Borden joined the UChicago faculty in 1989 as an assistant professor. A year after his promotion to associate professor in 1993, he decided to reorient himself. "I was moving into midlife and I had always thought of myself first as a practitioner," he says. "I care a lot about ideas, but I care more about people and lives and how we put ideas to use. That's what really brought me into the field of social work."

He became a supervisory social worker in UChicago's student mental health clinic and began teaching as a lecturer in the psychiatry department. All the while, he continued to teach at SSA, first as an adjunct lecturer, then as a senior lecturer. His course evaluations consistently came back with high marks from his students.

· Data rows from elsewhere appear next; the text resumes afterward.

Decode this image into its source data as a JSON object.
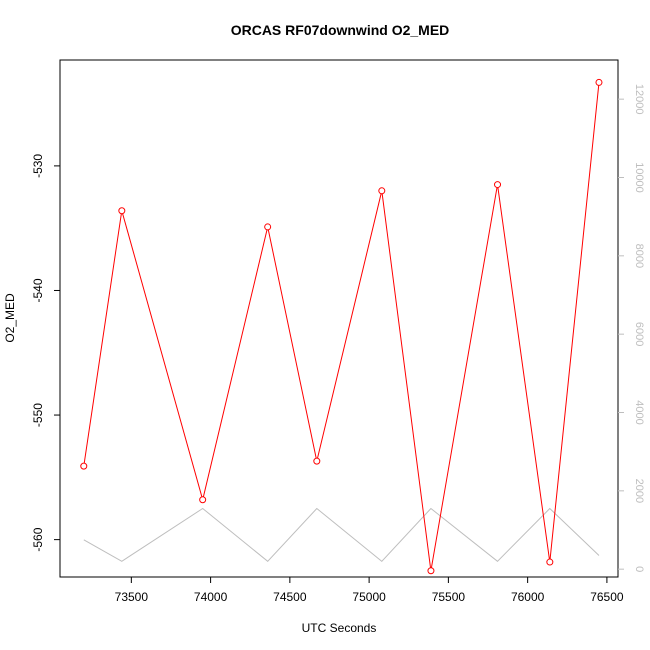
{
  "chart_data": {
    "type": "line",
    "title": "ORCAS RF07downwind O2_MED",
    "xlabel": "UTC Seconds",
    "ylabel": "O2_MED",
    "xlim": [
      73050,
      76570
    ],
    "ylim": [
      -563.0,
      -521.5
    ],
    "y2lim": [
      -200,
      13000
    ],
    "xticks": [
      73500,
      74000,
      74500,
      75000,
      75500,
      76000,
      76500
    ],
    "yticks": [
      -560,
      -550,
      -540,
      -530
    ],
    "y2ticks": [
      0,
      2000,
      4000,
      6000,
      8000,
      10000,
      12000
    ],
    "grid": false,
    "legend": "none",
    "series": [
      {
        "color": "#ff0000",
        "axis": "left",
        "markers": "open-circle",
        "x": [
          73200,
          73440,
          73950,
          74360,
          74670,
          75080,
          75390,
          75810,
          76140,
          76450
        ],
        "y": [
          -554.1,
          -533.6,
          -556.8,
          -534.9,
          -553.7,
          -532.0,
          -562.5,
          -531.5,
          -561.8,
          -523.3
        ]
      },
      {
        "color": "#bebebe",
        "axis": "right",
        "markers": "none",
        "x": [
          73200,
          73440,
          73950,
          74360,
          74670,
          75080,
          75390,
          75810,
          76140,
          76450
        ],
        "y": [
          750,
          200,
          1550,
          200,
          1550,
          200,
          1550,
          200,
          1550,
          350
        ]
      }
    ]
  }
}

In addition to teaching in the SSA master's and doctoral programs and in the psychiatry department, Borden also has provided advanced training to clinicians via SSA's Professional Development Program. For 20 years he also has directed the Fellows program in Advanced Psychoanalytic Clinical Practice. It's a nine-month program for clinicians who wish to deepen their understanding of theory and practice methods.

Borden, who received the 2000 SSA Excellence in Teaching Award, seeks to ensure that his students neither dogmatically embrace a single clinical paradigm nor a willy-nilly eclecticism in their practice.

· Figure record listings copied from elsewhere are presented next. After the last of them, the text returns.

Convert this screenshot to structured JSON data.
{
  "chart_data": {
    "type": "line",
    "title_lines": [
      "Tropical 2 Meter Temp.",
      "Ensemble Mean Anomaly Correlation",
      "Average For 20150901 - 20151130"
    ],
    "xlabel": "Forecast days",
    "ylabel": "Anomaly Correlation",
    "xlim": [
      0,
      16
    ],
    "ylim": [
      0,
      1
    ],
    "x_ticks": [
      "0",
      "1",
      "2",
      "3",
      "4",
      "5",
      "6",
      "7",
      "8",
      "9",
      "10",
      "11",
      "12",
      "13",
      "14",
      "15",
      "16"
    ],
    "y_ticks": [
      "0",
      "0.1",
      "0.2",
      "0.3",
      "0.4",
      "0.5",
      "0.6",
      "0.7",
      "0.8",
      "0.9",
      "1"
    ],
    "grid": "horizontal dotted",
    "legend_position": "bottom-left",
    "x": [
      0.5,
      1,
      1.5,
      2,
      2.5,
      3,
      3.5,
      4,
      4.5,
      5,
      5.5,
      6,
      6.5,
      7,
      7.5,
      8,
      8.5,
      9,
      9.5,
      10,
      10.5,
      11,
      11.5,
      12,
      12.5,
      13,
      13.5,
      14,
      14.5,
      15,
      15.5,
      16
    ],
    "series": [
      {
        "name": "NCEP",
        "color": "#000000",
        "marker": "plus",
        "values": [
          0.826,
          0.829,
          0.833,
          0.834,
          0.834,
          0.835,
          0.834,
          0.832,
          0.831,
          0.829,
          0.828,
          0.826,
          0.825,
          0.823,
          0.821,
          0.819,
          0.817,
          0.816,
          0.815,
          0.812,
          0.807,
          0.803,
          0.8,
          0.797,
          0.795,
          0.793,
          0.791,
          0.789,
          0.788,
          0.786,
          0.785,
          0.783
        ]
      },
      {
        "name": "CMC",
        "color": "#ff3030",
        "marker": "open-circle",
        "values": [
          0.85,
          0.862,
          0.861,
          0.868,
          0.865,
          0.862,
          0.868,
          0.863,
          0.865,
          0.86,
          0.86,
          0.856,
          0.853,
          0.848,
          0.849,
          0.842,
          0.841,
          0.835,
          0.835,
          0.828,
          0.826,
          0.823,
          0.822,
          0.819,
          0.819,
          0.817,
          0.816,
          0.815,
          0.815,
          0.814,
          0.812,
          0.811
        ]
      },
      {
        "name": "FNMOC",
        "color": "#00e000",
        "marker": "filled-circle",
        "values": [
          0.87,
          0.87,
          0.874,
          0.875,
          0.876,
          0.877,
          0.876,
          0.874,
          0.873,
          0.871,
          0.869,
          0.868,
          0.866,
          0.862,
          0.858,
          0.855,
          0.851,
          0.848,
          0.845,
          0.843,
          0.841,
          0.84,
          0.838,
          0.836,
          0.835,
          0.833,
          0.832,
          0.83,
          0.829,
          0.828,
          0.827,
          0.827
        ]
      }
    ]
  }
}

"We have to establish a point of view and formulate basic principles and values that guide the way we make use of different theories, empirical findings, and technical procedures in a critically reflective practice," he says.

Karen Teigiser, former director of the Professional Development program and former Deputy Dean for the master's curriculum, compliments Borden for his stunning intellect, remarkable generosity of spirit, and an uncommon devotion to his students.

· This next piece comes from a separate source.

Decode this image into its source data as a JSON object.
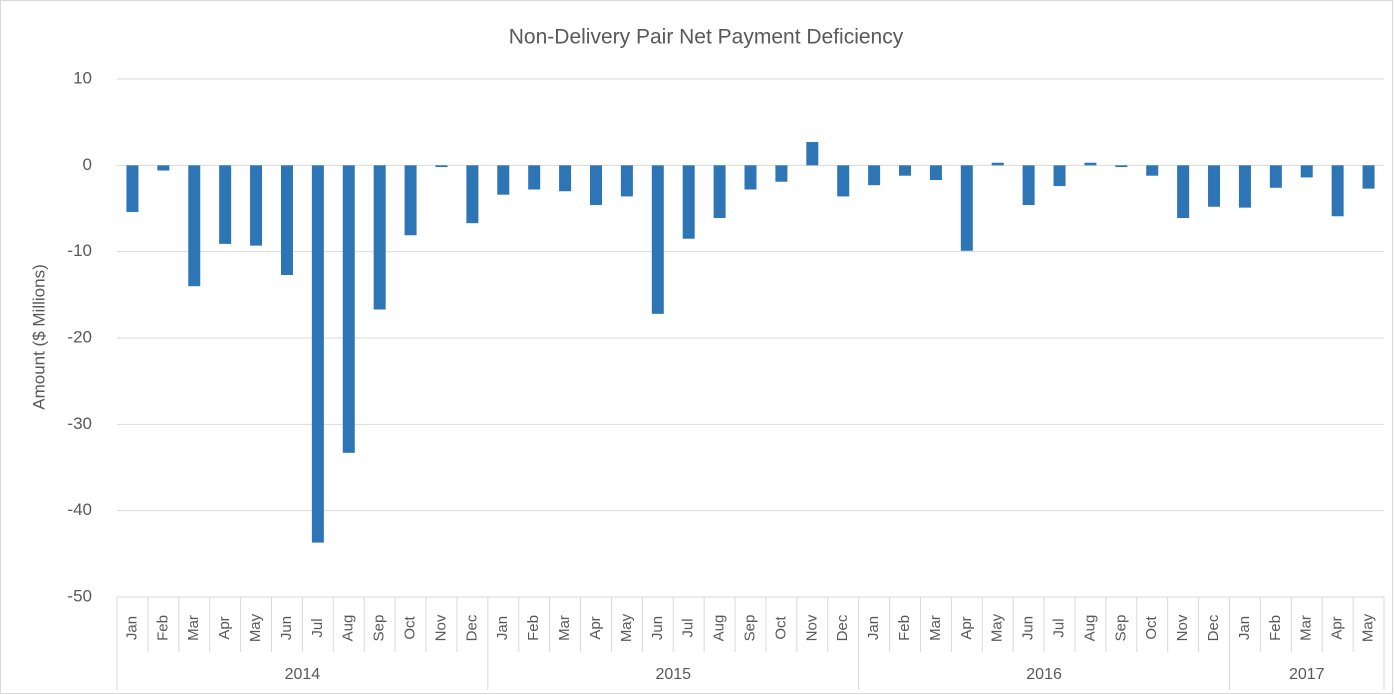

"He teaches how to integrate theories so that students would have the capacity to respond to what the client was presenting, not just respond from an understanding of a single theoretical orientation. His goal is always to convey how theories could be used to help students," says Teigiser, senior lecturer emerita at SSA.

She also credits Borden with helping to shape SSA's clinical curriculum. He did so by ensuring that the curriculum contained intellectually challenging material and that it included the complexities involved in helping people solve problems.

Outside the classroom, he helps students take advantage of the rich intellectual environment at SSA and the University more broadly, Teigiser adds. "He works with faculty from other departments such as divinity, the humanities, and psychiatry, and makes connections for students with courses and faculty colleagues to expand their overall learning.

In the end, Borden sees himself fundamentally as a clinical social worker who is also a professor and researcher. All three endeavors benefit from the interplay.

"Bill Borden has exemplified the very best in SSA's long tradition of clinical scholarship and practice," Walsh says. "Bill challenges us all to question and reach, to better understand the many influences—and messiness—in people's lives, to foster a deeper understanding of human suffering and, with clients who are struggling, to appreciate their potential for healing and positive growth."

* Bill Borden retired before the School became The University of Chicago Crown Family School of Social Work, Policy, and Practice.